Two journalists working at Charlie Hebdo, the satirical French newspaper whose staff was massacred in a January terror attack, are leaving its employment.
Artistic director Luz had said in May that he planned to end his career as a Charlie Hebdo cartoonist. In this week’s issue, he made known that next week would be his last.
Writer Patrick Pelloux said in an interview Saturday he was also leaving, “probably” in January.
Charlie Hebdo mocked religions, including Islam’s prophet Mohammed. Luz drew the cover cartoon — a weeping Mohammed, saying “All is forgiven” — in the issue following the Jan. 7 attack by Islamic extremists on the paper, which left 12 people dead.

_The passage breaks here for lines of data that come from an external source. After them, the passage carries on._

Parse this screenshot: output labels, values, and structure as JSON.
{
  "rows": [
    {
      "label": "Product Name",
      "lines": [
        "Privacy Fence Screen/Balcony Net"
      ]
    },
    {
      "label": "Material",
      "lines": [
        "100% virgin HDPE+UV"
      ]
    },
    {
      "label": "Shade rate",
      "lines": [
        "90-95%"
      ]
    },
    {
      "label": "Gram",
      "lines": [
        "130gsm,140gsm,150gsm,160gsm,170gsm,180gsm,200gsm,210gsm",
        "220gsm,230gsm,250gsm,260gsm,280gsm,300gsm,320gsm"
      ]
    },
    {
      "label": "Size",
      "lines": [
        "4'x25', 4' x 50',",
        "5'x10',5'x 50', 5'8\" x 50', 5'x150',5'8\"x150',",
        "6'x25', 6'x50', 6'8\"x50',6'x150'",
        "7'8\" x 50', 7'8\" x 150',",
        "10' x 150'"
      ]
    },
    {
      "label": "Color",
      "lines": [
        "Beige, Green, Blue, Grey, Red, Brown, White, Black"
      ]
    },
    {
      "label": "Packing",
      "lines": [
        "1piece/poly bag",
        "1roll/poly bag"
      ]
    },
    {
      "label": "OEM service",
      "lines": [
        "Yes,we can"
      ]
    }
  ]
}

A second attack two days later on a Kosher grocery store in Paris killed five others. All three gunmen died in clashes with police.
“If I’ve decided to stop writing it’s because ... something has ended,” Pelloux told the student radio station Web7Radio. “You have to know how to turn the page one day.”
He said those who escaped the massacre are not real survivors because “a part of us ended with these attacks.”
The paper ignited another uproar recently with a cartoon depicting 3-year-old Syrian migrant Aylan Kurdi, whose body washed up on a Turkish beach, and a sign “So near the goal” — with McDonald’s arches and the Ronald McDonald clown.
Luz responded to the uproar in the paper’s latest edition, saying the cartoon by Riss aimed to mock “our liberal and hypocritical society,” which needed a photo of a dead boy to become aware of the migrants’ plight.
Sales of the irreverent paper rose dramatically after the January attack. But staff member Zineb el-Rhazoui told the iTele TV channel Saturday the latest departures are a sign of a “malaise” at Charlie Hebdo.